I hope that you will find this long-delayed issue of CP to have been worth the wait.
Mapmakers of all stripes, academic or practical, have probably at some point had to try to explain what cartography is to a non-map person in their lives. However, while this task has become considerably easier now that most people carry a map in their pocket, not all maps look like the ubiquitous navigation map. What “counts” as a map varies when you look across time, place, and context. Accordingly, those who study maps have sought to define and describe what a map is, and to understand the practices involved in the construction of maps. Philosophical inquiries into the nature of maps have, over time, been shaped by different epistemologies and led to different theories of what maps are (or what they are not). This journal has previously published articles (Wood 2003; Wood 2006; Denil 2006; Wood 2007) that have contributed to this conversation about the nature of maps, and in this issue, we present another installment.

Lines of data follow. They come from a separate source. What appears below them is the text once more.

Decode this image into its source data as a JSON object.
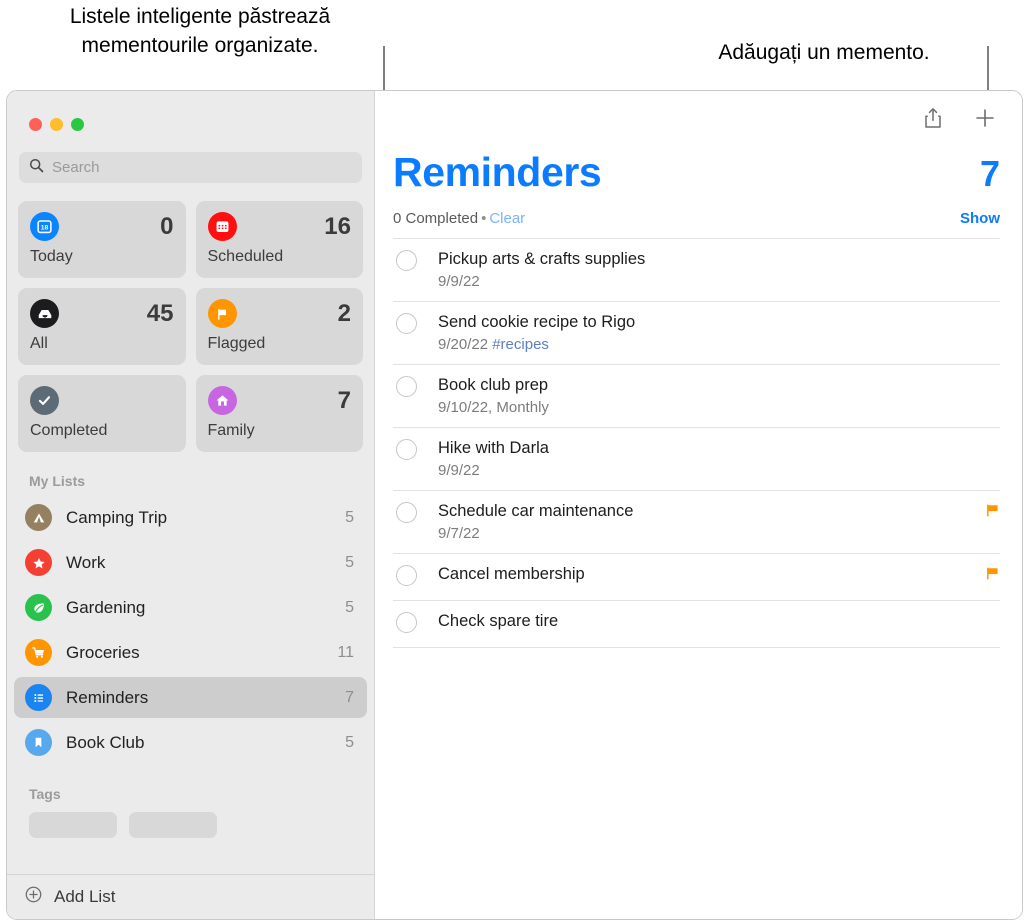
{
  "annotations": {
    "left": "Listele inteligente păstrează\nmementourile organizate.",
    "right": "Adăugați un memento."
  },
  "window": {
    "traffic_lights": [
      {
        "name": "close",
        "color": "#ff6159"
      },
      {
        "name": "minimize",
        "color": "#ffbd2e"
      },
      {
        "name": "zoom",
        "color": "#28c840"
      }
    ]
  },
  "sidebar": {
    "search": {
      "placeholder": "Search",
      "value": ""
    },
    "smart_lists": [
      {
        "id": "today",
        "label": "Today",
        "count": "0",
        "icon": "calendar-day-icon",
        "color": "#0a84ff"
      },
      {
        "id": "scheduled",
        "label": "Scheduled",
        "count": "16",
        "icon": "calendar-icon",
        "color": "#ff0f0f"
      },
      {
        "id": "all",
        "label": "All",
        "count": "45",
        "icon": "inbox-tray-icon",
        "color": "#1c1c1e"
      },
      {
        "id": "flagged",
        "label": "Flagged",
        "count": "2",
        "icon": "flag-icon",
        "color": "#ff9500"
      },
      {
        "id": "completed",
        "label": "Completed",
        "count": "",
        "icon": "checkmark-icon",
        "color": "#5c6b76"
      },
      {
        "id": "family",
        "label": "Family",
        "count": "7",
        "icon": "house-icon",
        "color": "#c666e0"
      }
    ],
    "my_lists_heading": "My Lists",
    "my_lists": [
      {
        "id": "camping-trip",
        "label": "Camping Trip",
        "count": "5",
        "icon": "tent-icon",
        "color": "#958162",
        "selected": false
      },
      {
        "id": "work",
        "label": "Work",
        "count": "5",
        "icon": "star-icon",
        "color": "#f43f32",
        "selected": false
      },
      {
        "id": "gardening",
        "label": "Gardening",
        "count": "5",
        "icon": "leaf-icon",
        "color": "#2bc14e",
        "selected": false
      },
      {
        "id": "groceries",
        "label": "Groceries",
        "count": "11",
        "icon": "cart-icon",
        "color": "#ff9500",
        "selected": false
      },
      {
        "id": "reminders",
        "label": "Reminders",
        "count": "7",
        "icon": "list-icon",
        "color": "#1a84f0",
        "selected": true
      },
      {
        "id": "book-club",
        "label": "Book Club",
        "count": "5",
        "icon": "bookmark-icon",
        "color": "#56a9ef",
        "selected": false
      }
    ],
    "tags_heading": "Tags",
    "tags": [
      "",
      ""
    ],
    "add_list_label": "Add List"
  },
  "main": {
    "toolbar": {
      "share_icon": "share-icon",
      "add_icon": "plus-icon"
    },
    "title": "Reminders",
    "total_count": "7",
    "completed_text": "0 Completed",
    "separator": "•",
    "clear_label": "Clear",
    "show_label": "Show",
    "accent_color": "#0b7cff",
    "reminders": [
      {
        "title": "Pickup arts & crafts supplies",
        "date": "9/9/22",
        "tag": "",
        "flagged": false
      },
      {
        "title": "Send cookie recipe to Rigo",
        "date": "9/20/22",
        "tag": "#recipes",
        "flagged": false
      },
      {
        "title": "Book club prep",
        "date": "9/10/22, Monthly",
        "tag": "",
        "flagged": false
      },
      {
        "title": "Hike with Darla",
        "date": "9/9/22",
        "tag": "",
        "flagged": false
      },
      {
        "title": "Schedule car maintenance",
        "date": "9/7/22",
        "tag": "",
        "flagged": true
      },
      {
        "title": "Cancel membership",
        "date": "",
        "tag": "",
        "flagged": true
      },
      {
        "title": "Check spare tire",
        "date": "",
        "tag": "",
        "flagged": false
      }
    ]
  }
}
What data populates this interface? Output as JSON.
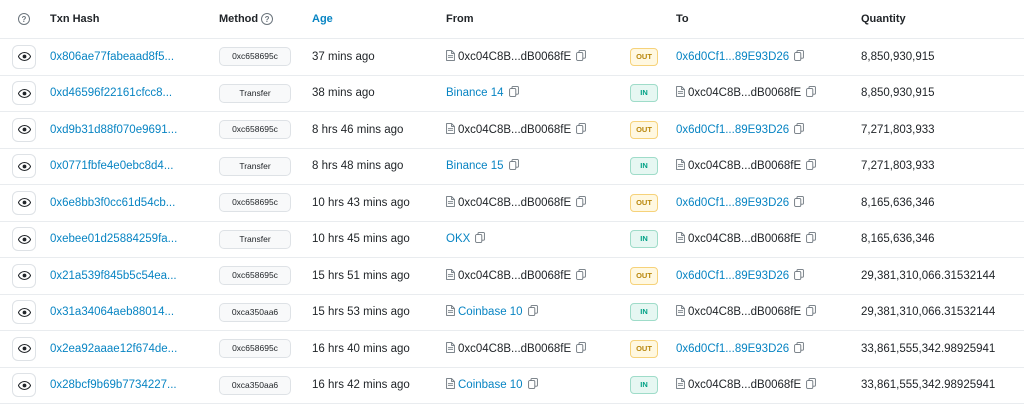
{
  "headers": {
    "txn_hash": "Txn Hash",
    "method": "Method",
    "age": "Age",
    "from": "From",
    "to": "To",
    "quantity": "Quantity"
  },
  "icons": {
    "eye": "eye-icon",
    "help": "question-circle-icon",
    "contract": "document-icon",
    "copy": "copy-icon"
  },
  "colors": {
    "link": "#0784c3",
    "out_bg": "#fff8e1",
    "out_text": "#b8860b",
    "in_bg": "#e6f7f2",
    "in_text": "#00a186"
  },
  "rows": [
    {
      "hash": "0x806ae77fabeaad8f5...",
      "method": "0xc658695c",
      "age": "37 mins ago",
      "from": "0xc04C8B...dB0068fE",
      "from_contract": true,
      "from_link": false,
      "direction": "OUT",
      "to": "0x6d0Cf1...89E93D26",
      "to_contract": false,
      "to_link": true,
      "quantity": "8,850,930,915"
    },
    {
      "hash": "0xd46596f22161cfcc8...",
      "method": "Transfer",
      "age": "38 mins ago",
      "from": "Binance 14",
      "from_contract": false,
      "from_link": true,
      "direction": "IN",
      "to": "0xc04C8B...dB0068fE",
      "to_contract": true,
      "to_link": false,
      "quantity": "8,850,930,915"
    },
    {
      "hash": "0xd9b31d88f070e9691...",
      "method": "0xc658695c",
      "age": "8 hrs 46 mins ago",
      "from": "0xc04C8B...dB0068fE",
      "from_contract": true,
      "from_link": false,
      "direction": "OUT",
      "to": "0x6d0Cf1...89E93D26",
      "to_contract": false,
      "to_link": true,
      "quantity": "7,271,803,933"
    },
    {
      "hash": "0x0771fbfe4e0ebc8d4...",
      "method": "Transfer",
      "age": "8 hrs 48 mins ago",
      "from": "Binance 15",
      "from_contract": false,
      "from_link": true,
      "direction": "IN",
      "to": "0xc04C8B...dB0068fE",
      "to_contract": true,
      "to_link": false,
      "quantity": "7,271,803,933"
    },
    {
      "hash": "0x6e8bb3f0cc61d54cb...",
      "method": "0xc658695c",
      "age": "10 hrs 43 mins ago",
      "from": "0xc04C8B...dB0068fE",
      "from_contract": true,
      "from_link": false,
      "direction": "OUT",
      "to": "0x6d0Cf1...89E93D26",
      "to_contract": false,
      "to_link": true,
      "quantity": "8,165,636,346"
    },
    {
      "hash": "0xebee01d25884259fa...",
      "method": "Transfer",
      "age": "10 hrs 45 mins ago",
      "from": "OKX",
      "from_contract": false,
      "from_link": true,
      "direction": "IN",
      "to": "0xc04C8B...dB0068fE",
      "to_contract": true,
      "to_link": false,
      "quantity": "8,165,636,346"
    },
    {
      "hash": "0x21a539f845b5c54ea...",
      "method": "0xc658695c",
      "age": "15 hrs 51 mins ago",
      "from": "0xc04C8B...dB0068fE",
      "from_contract": true,
      "from_link": false,
      "direction": "OUT",
      "to": "0x6d0Cf1...89E93D26",
      "to_contract": false,
      "to_link": true,
      "quantity": "29,381,310,066.31532144"
    },
    {
      "hash": "0x31a34064aeb88014...",
      "method": "0xca350aa6",
      "age": "15 hrs 53 mins ago",
      "from": "Coinbase 10",
      "from_contract": true,
      "from_link": true,
      "direction": "IN",
      "to": "0xc04C8B...dB0068fE",
      "to_contract": true,
      "to_link": false,
      "quantity": "29,381,310,066.31532144"
    },
    {
      "hash": "0x2ea92aaae12f674de...",
      "method": "0xc658695c",
      "age": "16 hrs 40 mins ago",
      "from": "0xc04C8B...dB0068fE",
      "from_contract": true,
      "from_link": false,
      "direction": "OUT",
      "to": "0x6d0Cf1...89E93D26",
      "to_contract": false,
      "to_link": true,
      "quantity": "33,861,555,342.98925941"
    },
    {
      "hash": "0x28bcf9b69b7734227...",
      "method": "0xca350aa6",
      "age": "16 hrs 42 mins ago",
      "from": "Coinbase 10",
      "from_contract": true,
      "from_link": true,
      "direction": "IN",
      "to": "0xc04C8B...dB0068fE",
      "to_contract": true,
      "to_link": false,
      "quantity": "33,861,555,342.98925941"
    }
  ]
}
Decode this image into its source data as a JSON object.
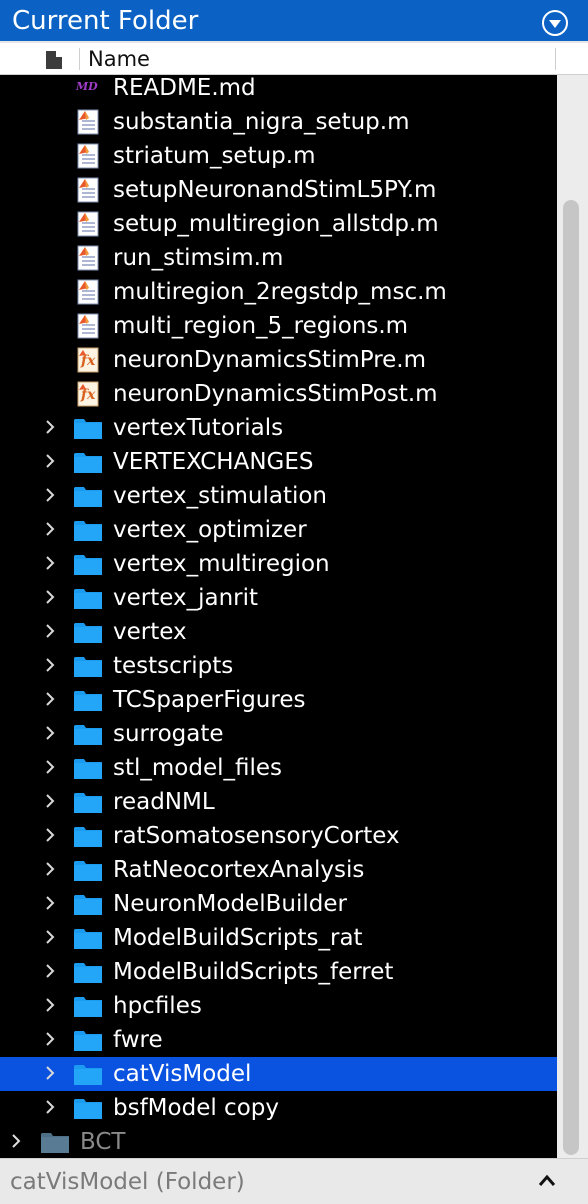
{
  "panel": {
    "title": "Current Folder",
    "column_name": "Name"
  },
  "rows": [
    {
      "label": "README.md",
      "type": "md",
      "expandable": false,
      "selected": false
    },
    {
      "label": "substantia_nigra_setup.m",
      "type": "script",
      "expandable": false,
      "selected": false
    },
    {
      "label": "striatum_setup.m",
      "type": "script",
      "expandable": false,
      "selected": false
    },
    {
      "label": "setupNeuronandStimL5PY.m",
      "type": "script",
      "expandable": false,
      "selected": false
    },
    {
      "label": "setup_multiregion_allstdp.m",
      "type": "script",
      "expandable": false,
      "selected": false
    },
    {
      "label": "run_stimsim.m",
      "type": "script",
      "expandable": false,
      "selected": false
    },
    {
      "label": "multiregion_2regstdp_msc.m",
      "type": "script",
      "expandable": false,
      "selected": false
    },
    {
      "label": "multi_region_5_regions.m",
      "type": "script",
      "expandable": false,
      "selected": false
    },
    {
      "label": "neuronDynamicsStimPre.m",
      "type": "function",
      "expandable": false,
      "selected": false
    },
    {
      "label": "neuronDynamicsStimPost.m",
      "type": "function",
      "expandable": false,
      "selected": false
    },
    {
      "label": "vertexTutorials",
      "type": "folder",
      "expandable": true,
      "selected": false
    },
    {
      "label": "VERTEXCHANGES",
      "type": "folder",
      "expandable": true,
      "selected": false
    },
    {
      "label": "vertex_stimulation",
      "type": "folder",
      "expandable": true,
      "selected": false
    },
    {
      "label": "vertex_optimizer",
      "type": "folder",
      "expandable": true,
      "selected": false
    },
    {
      "label": "vertex_multiregion",
      "type": "folder",
      "expandable": true,
      "selected": false
    },
    {
      "label": "vertex_janrit",
      "type": "folder",
      "expandable": true,
      "selected": false
    },
    {
      "label": "vertex",
      "type": "folder",
      "expandable": true,
      "selected": false
    },
    {
      "label": "testscripts",
      "type": "folder",
      "expandable": true,
      "selected": false
    },
    {
      "label": "TCSpaperFigures",
      "type": "folder",
      "expandable": true,
      "selected": false
    },
    {
      "label": "surrogate",
      "type": "folder",
      "expandable": true,
      "selected": false
    },
    {
      "label": "stl_model_files",
      "type": "folder",
      "expandable": true,
      "selected": false
    },
    {
      "label": "readNML",
      "type": "folder",
      "expandable": true,
      "selected": false
    },
    {
      "label": "ratSomatosensoryCortex",
      "type": "folder",
      "expandable": true,
      "selected": false
    },
    {
      "label": "RatNeocortexAnalysis",
      "type": "folder",
      "expandable": true,
      "selected": false
    },
    {
      "label": "NeuronModelBuilder",
      "type": "folder",
      "expandable": true,
      "selected": false
    },
    {
      "label": "ModelBuildScripts_rat",
      "type": "folder",
      "expandable": true,
      "selected": false
    },
    {
      "label": "ModelBuildScripts_ferret",
      "type": "folder",
      "expandable": true,
      "selected": false
    },
    {
      "label": "hpcfiles",
      "type": "folder",
      "expandable": true,
      "selected": false
    },
    {
      "label": "fwre",
      "type": "folder",
      "expandable": true,
      "selected": false
    },
    {
      "label": "catVisModel",
      "type": "folder",
      "expandable": true,
      "selected": true
    },
    {
      "label": "bsfModel copy",
      "type": "folder",
      "expandable": true,
      "selected": false
    },
    {
      "label": "BCT",
      "type": "folder-dim",
      "expandable": true,
      "selected": false
    }
  ],
  "status": {
    "text": "catVisModel  (Folder)"
  },
  "colors": {
    "title_bg": "#0b62c4",
    "list_bg": "#000000",
    "selection": "#0a52e0",
    "folder": "#1a9bf0"
  }
}
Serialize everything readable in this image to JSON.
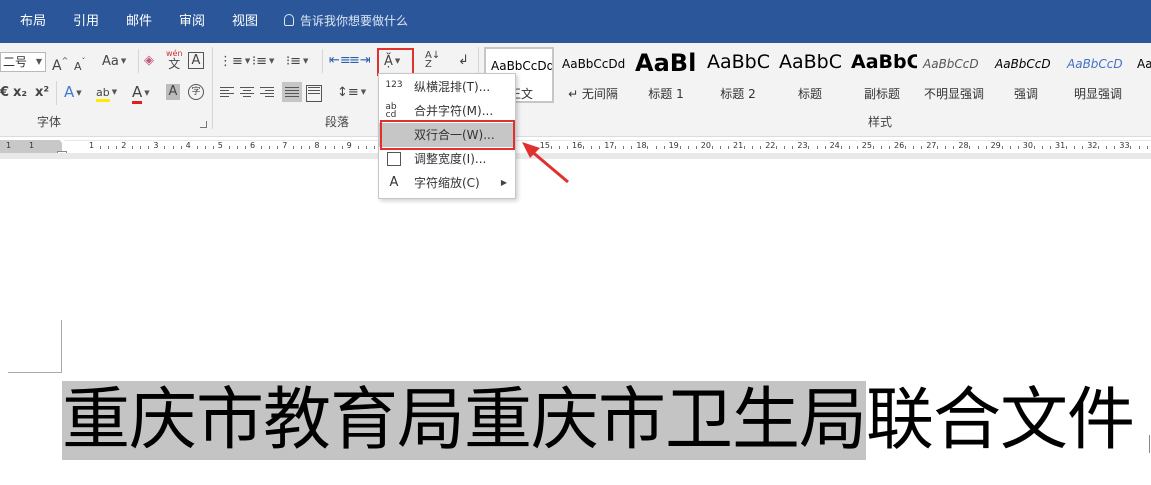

In CP 98, you will find three peer-reviewed articles. In the first, Mark Denil advocates that conceptual art can be used as model for developing a conceptual theory of cartography. He suggests that such a theory can be used to identify the fundamental characteristics that make maps “maps” and not “not maps.” In the second, Matthew Edney rejects Denil’s argument, suggesting that while his aim (to make what is implicit explicit) may have utility, his approach to achieving this aim is flawed. In developing his critique, Edney makes explicit some arguments that were perhaps only implicit in his recent monograph (2019; also reviewed in this issue), which devotes significant attention to the concept of cartography. I invite you to read both contributions and consider which argument you find more persuasive. The third article, by Giovanni Spissu, presents a mapping approach inspired by the narrative tactics used by the author W. G. Sebald. Reading it may challenge your own notions of “map” versus “not map.”
In visual fields, Heather Gabriel Smith explores her practice of making maps by hand, through the media of pencil, embroidery, woodblock print, and pen and ink. She discusses the affordances of mapping by hand and the deliberation that accompanies each graphical mark.
CP 98 includes four reviews. In the first, Jack Swab provides an overview of the main ideas presented in Matthew Edney’s Cartography: The Ideal and its History. His review identifies some additional aspects of Edney’s argument that might be made more explicit. The other three reviews discuss volumes that explore North American maps and geographies from different time periods. Jörn Seeman reviews Mapping an Atlantic World, Circa 1500, a history of mapping during the Renaissance, and how it helped to produce particular Eurocentric worldviews that were projected onto the Atlantic Ocean. Daniel Cole reviews Candace Fujikame’s Mapping Abundance for a Planetary Future: Kanaka Maoli and Critical Settler Cartographies in Hawai‘i. This monograph provides some examples of how indigenous groups are deploying their own mapping practices to challenge colonial, Eurocentric worldviews. Finally, John Hudson reviews a recent textbook on the regional geography of North America, Across this Land: A Regional Geography of the United States and Canada, Second Edition. In it, he notes the author’s ability to capture the sense of place in different North American regions.